Note that after downloading nvlibs v1.0.0, you need to run the installer to properly create the symlinks pointing to the new version in your WINEPREFIX.
Long story short (I know, too late for that!), having updated all of those things, DAZ started working well again.
I hope this is helpful for anyone out there in a similar situation.
Quick follow-up: after further use, I discovered that while the desktop artifacts in the viewport issue was resolved, the menus issue was not.
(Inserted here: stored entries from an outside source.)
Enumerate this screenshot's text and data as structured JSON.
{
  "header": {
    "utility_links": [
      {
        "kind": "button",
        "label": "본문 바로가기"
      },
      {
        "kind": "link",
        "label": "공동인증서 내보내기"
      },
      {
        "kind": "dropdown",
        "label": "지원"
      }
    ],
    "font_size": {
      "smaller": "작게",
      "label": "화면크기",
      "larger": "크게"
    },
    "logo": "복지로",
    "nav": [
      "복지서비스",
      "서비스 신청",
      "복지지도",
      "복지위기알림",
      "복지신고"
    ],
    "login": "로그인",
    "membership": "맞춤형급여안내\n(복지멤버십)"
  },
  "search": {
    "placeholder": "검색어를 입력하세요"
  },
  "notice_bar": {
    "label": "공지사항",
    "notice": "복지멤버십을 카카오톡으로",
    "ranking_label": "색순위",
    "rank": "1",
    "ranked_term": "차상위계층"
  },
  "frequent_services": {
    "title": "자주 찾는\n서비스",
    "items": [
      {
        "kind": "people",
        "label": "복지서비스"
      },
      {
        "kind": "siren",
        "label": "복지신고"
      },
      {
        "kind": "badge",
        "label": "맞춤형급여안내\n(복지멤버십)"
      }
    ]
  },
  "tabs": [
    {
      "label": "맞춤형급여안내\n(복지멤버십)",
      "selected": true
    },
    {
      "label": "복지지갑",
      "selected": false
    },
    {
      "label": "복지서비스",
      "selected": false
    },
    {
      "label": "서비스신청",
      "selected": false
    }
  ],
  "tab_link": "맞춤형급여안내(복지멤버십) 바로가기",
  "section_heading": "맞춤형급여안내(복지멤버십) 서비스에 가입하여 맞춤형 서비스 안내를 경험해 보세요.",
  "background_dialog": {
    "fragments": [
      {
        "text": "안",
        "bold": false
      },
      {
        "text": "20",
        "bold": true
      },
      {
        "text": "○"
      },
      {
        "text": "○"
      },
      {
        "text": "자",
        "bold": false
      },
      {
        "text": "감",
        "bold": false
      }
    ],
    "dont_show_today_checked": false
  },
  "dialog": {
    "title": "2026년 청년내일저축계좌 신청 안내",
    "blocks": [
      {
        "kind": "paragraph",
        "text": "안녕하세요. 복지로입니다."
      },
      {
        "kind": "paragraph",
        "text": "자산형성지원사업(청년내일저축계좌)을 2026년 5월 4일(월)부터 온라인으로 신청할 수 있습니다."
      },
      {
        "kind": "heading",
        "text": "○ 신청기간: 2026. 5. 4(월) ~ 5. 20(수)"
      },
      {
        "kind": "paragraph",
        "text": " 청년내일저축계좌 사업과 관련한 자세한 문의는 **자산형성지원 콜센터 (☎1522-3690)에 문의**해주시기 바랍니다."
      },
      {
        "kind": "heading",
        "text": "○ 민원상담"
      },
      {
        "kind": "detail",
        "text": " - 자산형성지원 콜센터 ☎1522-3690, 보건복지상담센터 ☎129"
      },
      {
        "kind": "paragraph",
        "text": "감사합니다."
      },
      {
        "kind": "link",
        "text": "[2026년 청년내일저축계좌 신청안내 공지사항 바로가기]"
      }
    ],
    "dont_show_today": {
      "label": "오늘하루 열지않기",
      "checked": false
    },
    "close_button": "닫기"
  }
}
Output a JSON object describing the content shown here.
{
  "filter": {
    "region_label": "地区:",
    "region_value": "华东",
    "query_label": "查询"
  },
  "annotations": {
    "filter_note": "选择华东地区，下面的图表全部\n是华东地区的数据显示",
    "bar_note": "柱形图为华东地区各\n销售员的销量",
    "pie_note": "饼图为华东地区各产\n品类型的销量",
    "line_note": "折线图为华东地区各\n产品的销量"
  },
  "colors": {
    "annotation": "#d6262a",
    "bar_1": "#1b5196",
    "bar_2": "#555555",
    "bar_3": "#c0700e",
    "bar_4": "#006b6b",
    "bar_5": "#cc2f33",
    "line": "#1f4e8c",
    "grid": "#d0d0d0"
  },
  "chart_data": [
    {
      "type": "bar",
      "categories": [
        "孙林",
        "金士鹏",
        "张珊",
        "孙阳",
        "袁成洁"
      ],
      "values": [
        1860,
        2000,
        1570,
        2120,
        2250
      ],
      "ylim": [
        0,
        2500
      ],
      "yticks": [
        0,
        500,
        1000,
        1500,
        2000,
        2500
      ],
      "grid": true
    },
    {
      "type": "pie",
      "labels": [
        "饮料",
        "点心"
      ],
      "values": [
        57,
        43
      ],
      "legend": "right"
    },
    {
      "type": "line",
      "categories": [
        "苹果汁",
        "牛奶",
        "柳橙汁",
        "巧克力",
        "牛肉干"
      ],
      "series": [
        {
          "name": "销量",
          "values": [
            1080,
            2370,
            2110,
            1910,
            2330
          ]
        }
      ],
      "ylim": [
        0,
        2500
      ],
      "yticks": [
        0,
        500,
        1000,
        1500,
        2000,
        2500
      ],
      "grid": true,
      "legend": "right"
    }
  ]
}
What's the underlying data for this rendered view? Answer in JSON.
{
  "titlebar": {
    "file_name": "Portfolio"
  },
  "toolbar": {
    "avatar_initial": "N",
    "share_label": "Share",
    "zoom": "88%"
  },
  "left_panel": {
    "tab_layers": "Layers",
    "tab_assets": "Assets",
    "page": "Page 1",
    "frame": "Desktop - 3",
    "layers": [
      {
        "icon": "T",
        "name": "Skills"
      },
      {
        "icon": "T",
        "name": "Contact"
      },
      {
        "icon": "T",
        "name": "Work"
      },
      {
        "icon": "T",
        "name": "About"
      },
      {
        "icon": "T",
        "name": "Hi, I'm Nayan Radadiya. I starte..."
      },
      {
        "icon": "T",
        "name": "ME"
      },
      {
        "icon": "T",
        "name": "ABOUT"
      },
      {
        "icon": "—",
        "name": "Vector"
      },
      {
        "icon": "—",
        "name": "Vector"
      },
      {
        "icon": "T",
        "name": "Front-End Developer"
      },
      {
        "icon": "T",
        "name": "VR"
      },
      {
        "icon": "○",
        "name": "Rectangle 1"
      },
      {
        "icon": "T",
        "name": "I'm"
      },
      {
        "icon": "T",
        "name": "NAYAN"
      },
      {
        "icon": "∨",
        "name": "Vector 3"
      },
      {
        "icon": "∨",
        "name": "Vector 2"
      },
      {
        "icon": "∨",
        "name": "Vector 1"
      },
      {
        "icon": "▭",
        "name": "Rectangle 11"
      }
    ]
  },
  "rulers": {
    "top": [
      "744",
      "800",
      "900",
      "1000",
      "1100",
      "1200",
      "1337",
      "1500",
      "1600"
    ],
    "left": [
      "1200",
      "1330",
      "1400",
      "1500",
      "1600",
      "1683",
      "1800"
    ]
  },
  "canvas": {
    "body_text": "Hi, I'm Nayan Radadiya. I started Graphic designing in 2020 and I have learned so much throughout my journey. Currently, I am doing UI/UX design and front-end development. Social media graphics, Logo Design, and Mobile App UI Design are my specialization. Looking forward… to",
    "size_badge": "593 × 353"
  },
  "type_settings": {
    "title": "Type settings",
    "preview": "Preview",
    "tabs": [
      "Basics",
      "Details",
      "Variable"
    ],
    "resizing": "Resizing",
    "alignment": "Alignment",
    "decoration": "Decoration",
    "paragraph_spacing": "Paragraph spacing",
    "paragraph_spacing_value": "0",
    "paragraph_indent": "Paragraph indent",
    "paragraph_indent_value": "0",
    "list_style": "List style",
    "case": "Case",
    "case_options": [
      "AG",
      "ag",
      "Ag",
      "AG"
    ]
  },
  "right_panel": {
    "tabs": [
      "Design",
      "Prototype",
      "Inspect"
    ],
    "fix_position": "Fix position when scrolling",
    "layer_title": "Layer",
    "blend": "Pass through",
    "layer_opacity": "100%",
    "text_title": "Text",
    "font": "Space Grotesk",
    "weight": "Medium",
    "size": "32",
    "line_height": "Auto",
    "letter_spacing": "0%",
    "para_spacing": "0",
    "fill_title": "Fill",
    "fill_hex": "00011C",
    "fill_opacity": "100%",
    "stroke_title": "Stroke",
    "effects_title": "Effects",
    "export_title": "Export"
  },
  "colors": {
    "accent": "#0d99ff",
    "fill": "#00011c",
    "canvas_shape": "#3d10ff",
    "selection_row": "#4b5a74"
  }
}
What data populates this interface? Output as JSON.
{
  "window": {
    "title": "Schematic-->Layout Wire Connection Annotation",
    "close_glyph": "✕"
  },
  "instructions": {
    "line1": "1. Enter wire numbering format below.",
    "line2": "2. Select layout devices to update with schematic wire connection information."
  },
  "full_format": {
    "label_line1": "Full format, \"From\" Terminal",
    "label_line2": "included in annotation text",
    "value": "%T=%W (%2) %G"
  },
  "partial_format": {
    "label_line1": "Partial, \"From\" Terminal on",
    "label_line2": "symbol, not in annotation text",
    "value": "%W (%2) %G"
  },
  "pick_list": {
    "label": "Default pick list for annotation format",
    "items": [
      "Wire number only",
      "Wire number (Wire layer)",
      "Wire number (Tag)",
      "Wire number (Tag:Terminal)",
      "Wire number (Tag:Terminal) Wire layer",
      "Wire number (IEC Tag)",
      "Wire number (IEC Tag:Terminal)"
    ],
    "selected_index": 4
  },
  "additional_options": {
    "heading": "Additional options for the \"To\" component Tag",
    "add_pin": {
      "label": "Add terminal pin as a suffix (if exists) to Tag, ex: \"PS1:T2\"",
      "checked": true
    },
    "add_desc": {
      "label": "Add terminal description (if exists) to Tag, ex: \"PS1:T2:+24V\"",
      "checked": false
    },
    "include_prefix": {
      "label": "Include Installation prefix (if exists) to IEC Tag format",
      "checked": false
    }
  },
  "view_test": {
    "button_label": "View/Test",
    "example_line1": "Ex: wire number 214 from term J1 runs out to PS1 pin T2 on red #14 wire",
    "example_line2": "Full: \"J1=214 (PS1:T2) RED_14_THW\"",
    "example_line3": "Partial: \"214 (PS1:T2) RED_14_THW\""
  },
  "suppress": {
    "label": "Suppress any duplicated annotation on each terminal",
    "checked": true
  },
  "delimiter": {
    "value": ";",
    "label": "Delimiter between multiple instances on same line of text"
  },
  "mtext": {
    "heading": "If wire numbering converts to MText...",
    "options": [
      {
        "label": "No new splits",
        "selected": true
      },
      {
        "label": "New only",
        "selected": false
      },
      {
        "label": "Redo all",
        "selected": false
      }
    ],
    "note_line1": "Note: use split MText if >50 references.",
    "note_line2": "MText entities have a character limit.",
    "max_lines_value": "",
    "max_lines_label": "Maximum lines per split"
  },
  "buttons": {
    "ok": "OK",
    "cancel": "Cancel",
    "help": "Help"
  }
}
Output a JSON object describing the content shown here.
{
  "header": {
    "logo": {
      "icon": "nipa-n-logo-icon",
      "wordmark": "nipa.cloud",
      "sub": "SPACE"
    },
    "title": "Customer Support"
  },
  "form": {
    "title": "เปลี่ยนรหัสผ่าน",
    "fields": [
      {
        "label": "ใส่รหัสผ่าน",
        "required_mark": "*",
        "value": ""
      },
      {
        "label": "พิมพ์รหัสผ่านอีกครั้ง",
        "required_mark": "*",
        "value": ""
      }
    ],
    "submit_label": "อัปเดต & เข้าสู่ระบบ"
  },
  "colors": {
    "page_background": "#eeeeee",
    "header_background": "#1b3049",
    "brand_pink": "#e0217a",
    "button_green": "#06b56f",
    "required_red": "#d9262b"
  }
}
After launching DAZ, the first time I open a menu, all is well, but on subsequent attemps, the menu often does not open or more accurately, is not visible. I have seen this in the past and resolved it, but I don't recall what the solution was. I'll keep playing and see if I can get to the bottom of it.
FWIW.
@TimberWolf: Lutris was way easier, got it running pretty quickly, Thanks! Unfortunatly I did not backup my manifest so the fight is not over yet.
To everyone who is migrating: Back-up your assets as well as the manifest files before migrating!